И всей квартирой, кроме деда, пошли в роддом с передачей. На третий день Катя показала в окно малышей, а выписали ее через неделю.
Шли дни, недели, месяцы. Двойняшки подросли, Катя пошла на работу. А Танюшу и Витю так и звали - "Два Яшки".
- А где наши два Яшки? - спрашивала хитрым голосом баба Дуня, заглядывая то в шкафчик, то за занавеску на полке, то в карман.
- Мы тут! - откликались малыши из-за спины соседа Курганцева, дяди Антона, старого бухгалтера.
Теперь они уже взрослые. Живут в отдельных квартирах. У них тоже растут дети. А собирается родня только на редких семейных праздниках. На золотую свадьбу Кругловы пригласили и Анну Ильиничну, пенсионерку. Остальных уже или нет в живых, или разъехались.
Анна Ильинична, седая, словно серебряная, нет-нет да и вспомнит, и пропоет хитрым голоском бабы Дуни:
- А где у нас два Яшки? А куда подевались два Яшки?
- Мы тут! - отвечают Татьяна Васильевна и Виктор Васильевич. А старички, теперь уже дедуня Вася и бабушка Катя задумаются. И кто-то из них вздохнет и скажет:
- Бедно жили, не дай бог так-то. А весело жили. Все как одна родня.
- Вот в такой квартире, - обводит руками дед Василий, - пятнадцать душ. И всем места хватало.
- Хватало места не в квартире, а в сердце у каждого, - поправит учительским голосом Анна Ильинична.

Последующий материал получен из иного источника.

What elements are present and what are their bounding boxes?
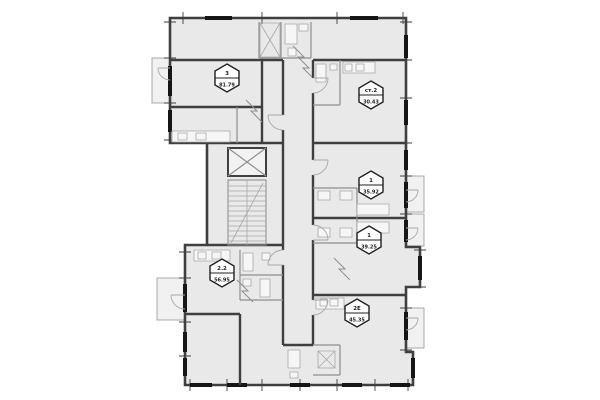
unit-area-label: 35.92 bbox=[363, 190, 379, 196]
balcony-rect bbox=[406, 308, 424, 348]
unit-badge-1b[interactable]: 1 39.25 bbox=[357, 226, 381, 254]
unit-type-label: ст.2 bbox=[365, 88, 378, 94]
elevator-icon bbox=[228, 148, 266, 176]
balcony-rect bbox=[406, 214, 424, 246]
unit-area-label: 39.25 bbox=[361, 245, 377, 251]
unit-type-label: 1 bbox=[367, 233, 371, 239]
unit-type-label: 3 bbox=[225, 71, 229, 77]
unit-area-label: 30.43 bbox=[363, 100, 379, 106]
balcony-rect bbox=[157, 278, 185, 320]
balcony-rect bbox=[152, 58, 170, 103]
unit-badge-st2[interactable]: ст.2 30.43 bbox=[359, 81, 383, 109]
floor-plan-page: 3 81.79 ст.2 30.43 1 35.92 1 39.25 bbox=[0, 0, 600, 400]
balcony-rect bbox=[406, 176, 424, 212]
unit-type-label: 1 bbox=[369, 178, 373, 184]
unit-area-label: 56.95 bbox=[214, 278, 230, 284]
floor-plan-drawing: 3 81.79 ст.2 30.43 1 35.92 1 39.25 bbox=[0, 0, 600, 400]
unit-area-label: 45.35 bbox=[349, 318, 365, 324]
building-outline bbox=[170, 18, 420, 385]
unit-type-label: 2.2 bbox=[217, 266, 227, 272]
unit-badge-1a[interactable]: 1 35.92 bbox=[359, 171, 383, 199]
unit-badge-3[interactable]: 3 81.79 bbox=[215, 64, 239, 92]
unit-badge-22[interactable]: 2.2 56.95 bbox=[210, 259, 234, 287]
unit-type-label: 2Е bbox=[353, 306, 361, 312]
unit-badge-2e[interactable]: 2Е 45.35 bbox=[345, 299, 369, 327]
unit-area-label: 81.79 bbox=[219, 83, 235, 89]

- Может, и правда, растеряли что-то люди. Теперь "коммуналка" звучит вроде ругательства. Теперь беда, ежели квартира на два хозяина. Не соседи, а хозяева. Собственники, со своими замками, дети в кухне не пошуми, свет не выключили - скандал. В нашу бы им "коммуналку"!
Этот монолог медленно, в тишине, произнес дед Василий: фронтовик, ветеран труда, проживающий вдвоем с Екатериной Евсеевной в однокомнатной квартире в том же доме, где была их шумная "коммуналка".
- Нет, отец. У нас не было коммуналки. Коммуна у нас была - это точно. Кто борщ варит, кто кашу, всей детворе достанется.
- Уж так и мирно жили? - вспомнил Витя. - Шумели, доставалось и нам. И выпивши кто, тоже отчехвостят. Всяко бывало.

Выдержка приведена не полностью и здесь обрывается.